On the air, politicians and the popular media pander ceaselessly to public opinion. Off the air, they laugh at it. In fact, as they well know, public opinion is
often thunderously ignorant.
Even after the Duelfer report to Congress confirmed that Iraq had no weapons of mass destruction, 72 percent of Bush and Cheney’s  supporters continued to believe that Iraq had actual WMD (47 percent) or a major program for developing WMD (25 percent), according to a study by the Program on International Policy Attitudes. Fifty­six percent assumed that most experts believed Iraq had actual WMD and 57 percent also assumed, wrongly, that Charles Duelfer concluded Iraq had at least a major WMD program.
And of those who watch television news, the most misinformed on that topic were of course the Fox News viewers. That's because Fox prefers to pander to viewers' prejudices rather than refute them.
Thus, on Fox, Barack Obama and Barbra Streisand are always wrong, a Bush is always a godsend, the French are always diabolical and Iraq WMD are “discovered” again and again and again (subsequent admissions that the “discoveries” were all phony are always buried).
The threadbare nature of public opinion is well illustrated by public taste. Consider the “reality” programming that captured the American public's fancy. That amounts to a parade of boorish billionaires, beautiful young people who were willing to sell themselves for a big pile of bucks and ordinary people who were encouraged to stab each in the back for a financial prize.

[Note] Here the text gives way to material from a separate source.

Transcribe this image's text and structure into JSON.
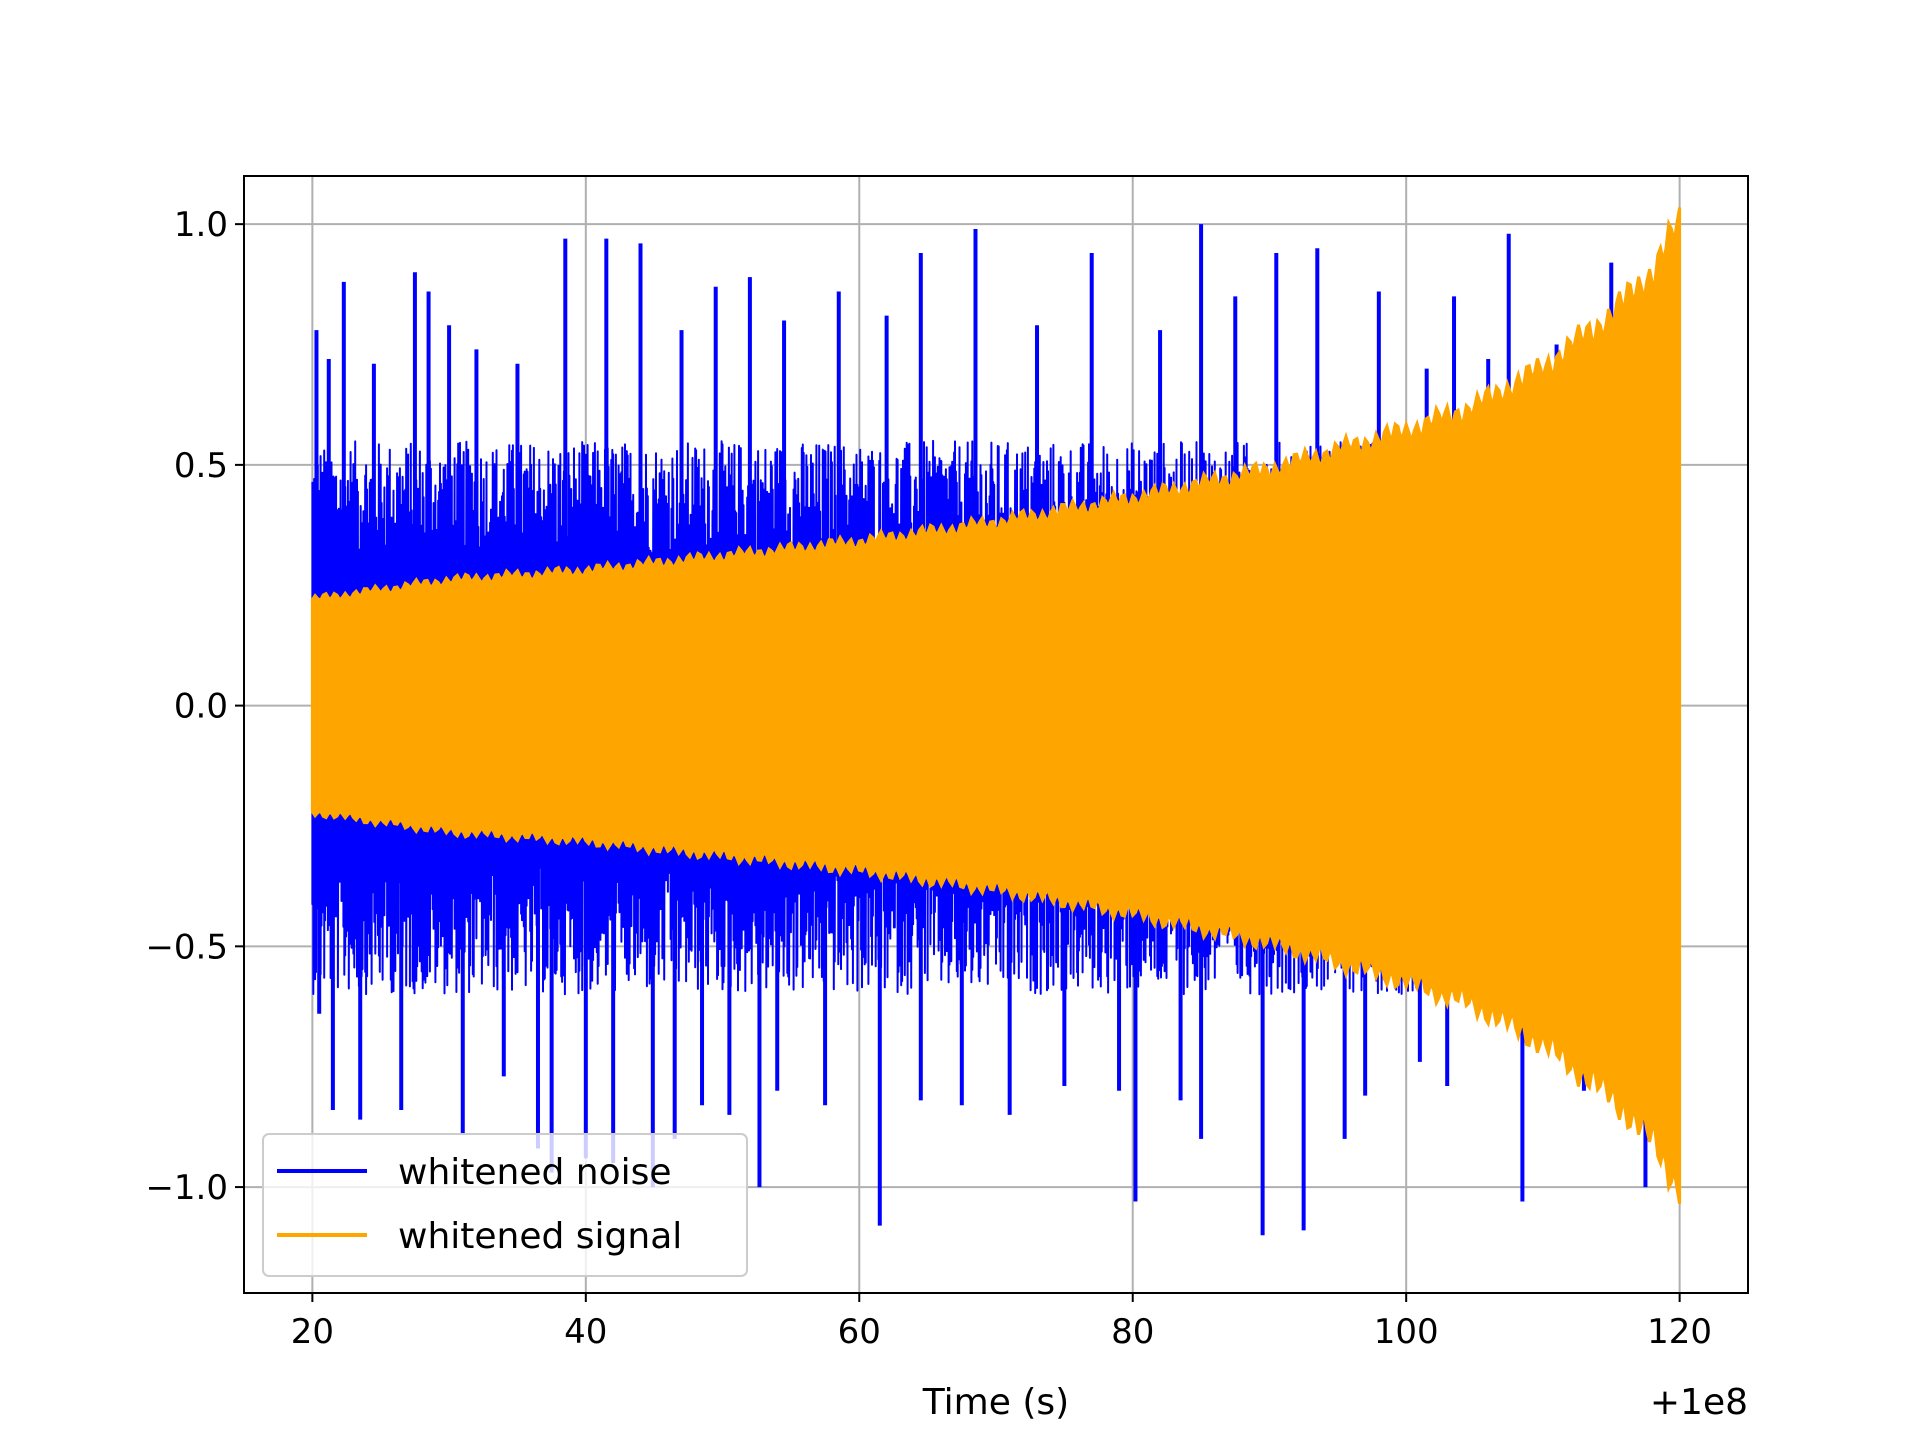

How inspiring.
Take the sickening, long-running “reality”
show “Cops,” which invites tasteless Americans to leer and jeer at even more tasteless Americans in their trailer parks. “I come home and grabbed me a couple beers and then me and her got into it,” is an example of the show’s lyric dialogue.
"On the day that the defense rested in the military trial of Specialist Charles A. Graner Jr. for the abuses at Abu Ghraib, American television news had a much better story to tell: ‘The Trouble With Harry,’ as Brian Williams called it on NBC,” noted Frank Rich in the New York Times. “The British prince had attended a fancy dress costume party in Wiltshire (theme: ‘native and colonial’) wearing a uniform from Rommel's Afrika Korps complete with swastika armband.”
“(I)f you stood back for just a second and thought about what was happening in that courtroom in Fort Hood, Texas. — a task that could be accomplished only by reading newspapers, which provided the detailed coverage network TV didn't even attempt — you had to wonder if we had any more moral sense than Britain's widely reviled ‘clown prince.’
“The lad had apparently managed to reach the age of 20 in blissful ignorance about World War II. Yet here we were in America, in the midst of a war that is going on right now, choosing to look the other way rather than confront the evil committed in our name in a prison we ‘liberated’ from Saddam Hussein in Iraq."
In other words, in terms of American public opinion, posing in a fascist outfit is a terrible thing, while actually practicing fascist torture may not be so bad at all.
It's not so much that many members of the public are stupid as that they're willfully ignorant, which is worse. You can’t help it if you're stupid, but you can help it if you’re ignorant. And if you celebrate your ignorance, as much of the public does, then you're both insufferable and dangerous.
Why dangerous? Because even when public opinion is invalid, it’s still powerful. In 1930s Germany, public opinion supported Hitler. In this country, public opinion once supported slavery and genocide of the Indians.
In 1633, the Inquisition condemned Galileo Galilei for daring to contend that the Earth moves around the Sun. Public opinion, church authority and the power of the state were united in insisting that the Sun revolves around the Earth.
And yet the Earth took no notice of majority opinion, and went on blithely whirling around the Sun, just as it always had. How very elitist of the planet.